Il fait savoir que les gisements dolomitiques sont disponibles au Burundi surtout dans les provinces de Rutana, Cibitoke, Ngozi : « D’après les études menées en 1991, 600 millions de tonnes de dolomie sont disponibles sur le sol burundais ».
Selon ce rapport sur la dolomie au Burundi, l’agriculteur qui utilise la dolomie récolte une quantité trois fois supérieure à celui qui ne l’applique pas.
Signalons que les cartes de fertilité produites au niveau nationale et par zone agroécologique sont : PH, COS, N, C/N, P, K, Ca, Mg, Ca/Mg, Mg/K et (Ca+Mg) /K.
Ces cartes et ce rapport d’étude de faisabilité sur le renforcement de la filière dolomie sont réalisés dans le cadre du projet d’appui à la gestion responsable intégré des sols (PAGRIS) d’IFDC qui s’articule sur trois niveaux à savoir l’intensification agricole au niveau des exploitations, l’aménagement communautaire des bassins-versants, et la création d’un environnement favorable pour la fertilité des sols en appuyant le ministère et les autres acteurs.

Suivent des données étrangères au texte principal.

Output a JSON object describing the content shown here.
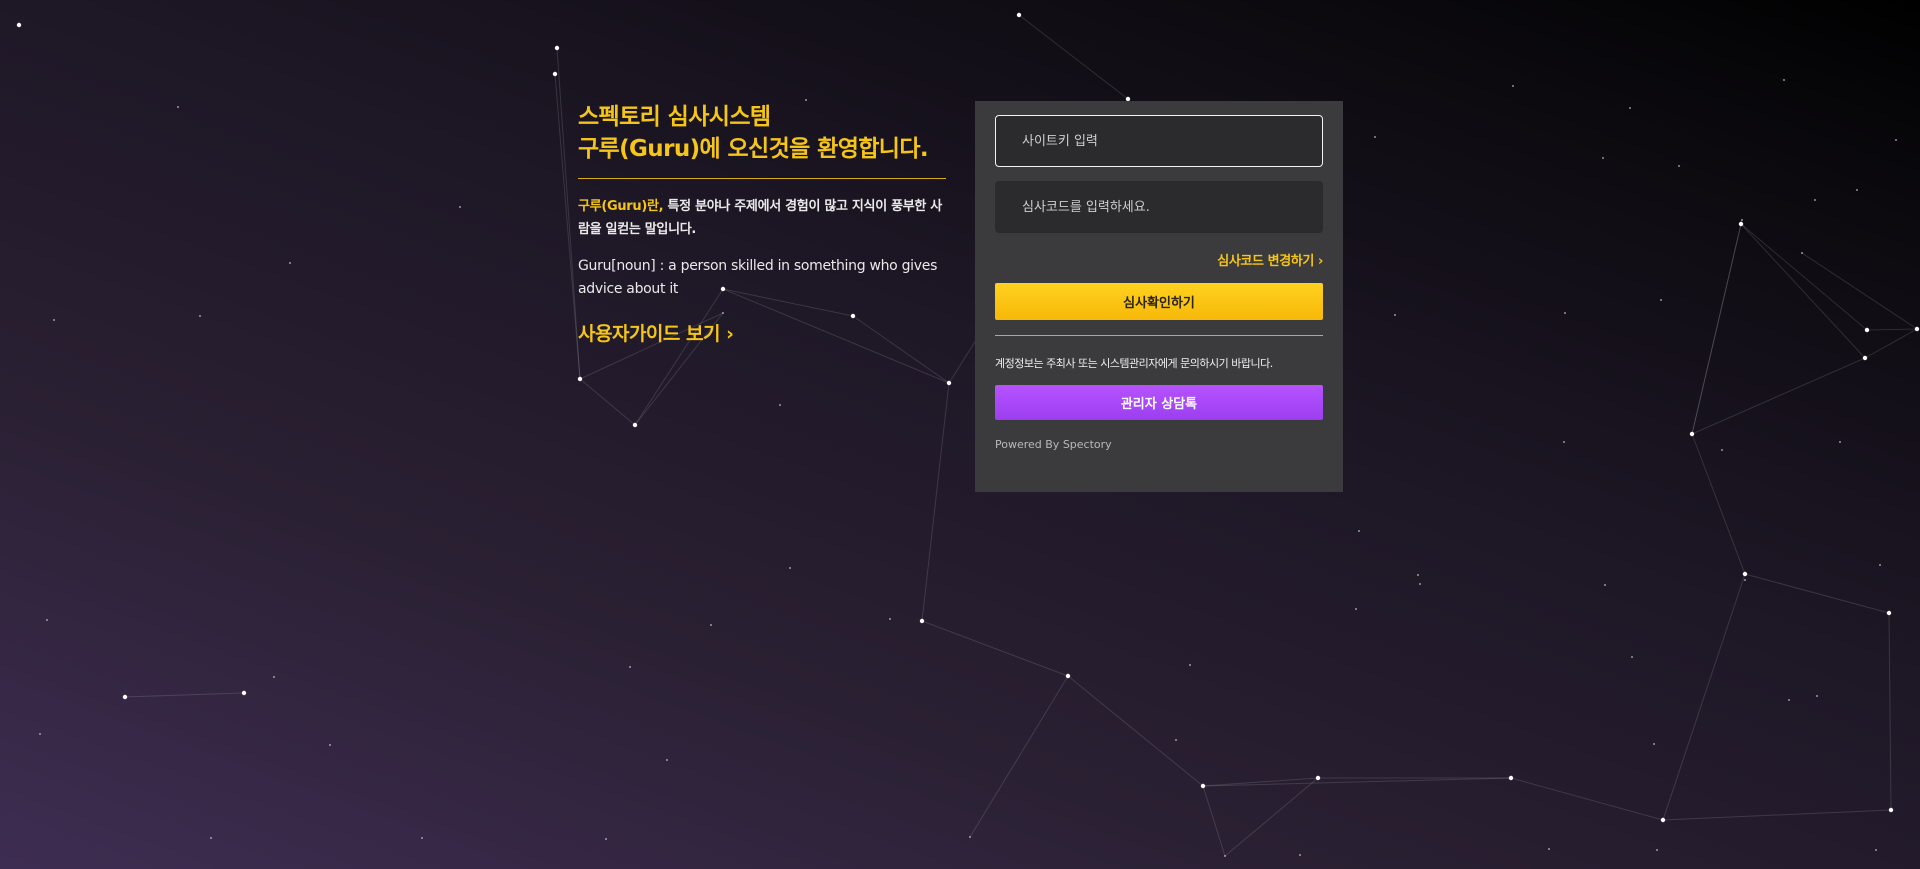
{
  "intro": {
    "title_line1": "스펙토리 심사시스템",
    "title_line2": "구루(Guru)에 오신것을 환영합니다.",
    "desc_highlight": "구루(Guru)란,",
    "desc_text": " 특정 분야나 주제에서 경험이 많고 지식이 풍부한 사람을 일컫는 말입니다.",
    "definition": "Guru[noun] : a person skilled in something who gives advice about it",
    "guide_link": "사용자가이드 보기 ›"
  },
  "login": {
    "sitekey_placeholder": "사이트키 입력",
    "code_placeholder": "심사코드를 입력하세요.",
    "change_code_link": "심사코드 변경하기 ›",
    "confirm_button": "심사확인하기",
    "notice": "계정정보는 주최사 또는 시스템관리자에게 문의하시기 바랍니다.",
    "chat_button": "관리자 상담톡",
    "powered_by": "Powered By Spectory"
  },
  "colors": {
    "accent_yellow": "#f5c518",
    "accent_purple": "#a847f7",
    "panel_bg": "#3b3a3c"
  }
}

Mon opinion est que le ministère de l’agriculture, de l’élevage et de l’environnement devrait identifier deux catégories d’exploitations agricoles. Les grandes exploitations disposant de grandes surfaces à cultiver (une minorité) et les petites exploitations qui constituent la majorité dans notre pays. Les premières devraient être encouragées à pratiquer l’agriculture commerciale et les secondes l’agriculture de subsistance.
Ce sont les grandes exploitations qui devraient servir de moteur pour tirer la production agricole vers le haut. Pour celles-ci, il serait facile pour le ministère de mettre au point un cahier de charge, d’assurer une bonne formation à leurs propriétaires et de veiller à ce que ces derniers respectent les normes édictées par le ministère. Parmi celles-ci, il y aurait notamment l’obligation de faire faire périodiquement des analyses de sol et d’avoir un plan d’amendement et de fertilisation de leurs terres. C’est ici que l’utilisation de la chaux ou de la dolomite pourrait entrer en jeu. Un tel plan devrait être approuvé par un ingénieur agronome si nous avions un ordre des agronomes dans le pays.
En revanche pour les petites exploitations, il est fort peu probable qu’elles accepteront un jour d’utiliser un amendement comme la chaux ou la dolomite. N’oublions pas que le minimum à apporter annuellement dans un champ pour corriger progresssivement un sol acide est de 20 tonnes par ha. Quel paysan pourrait se permettre un tel luxe?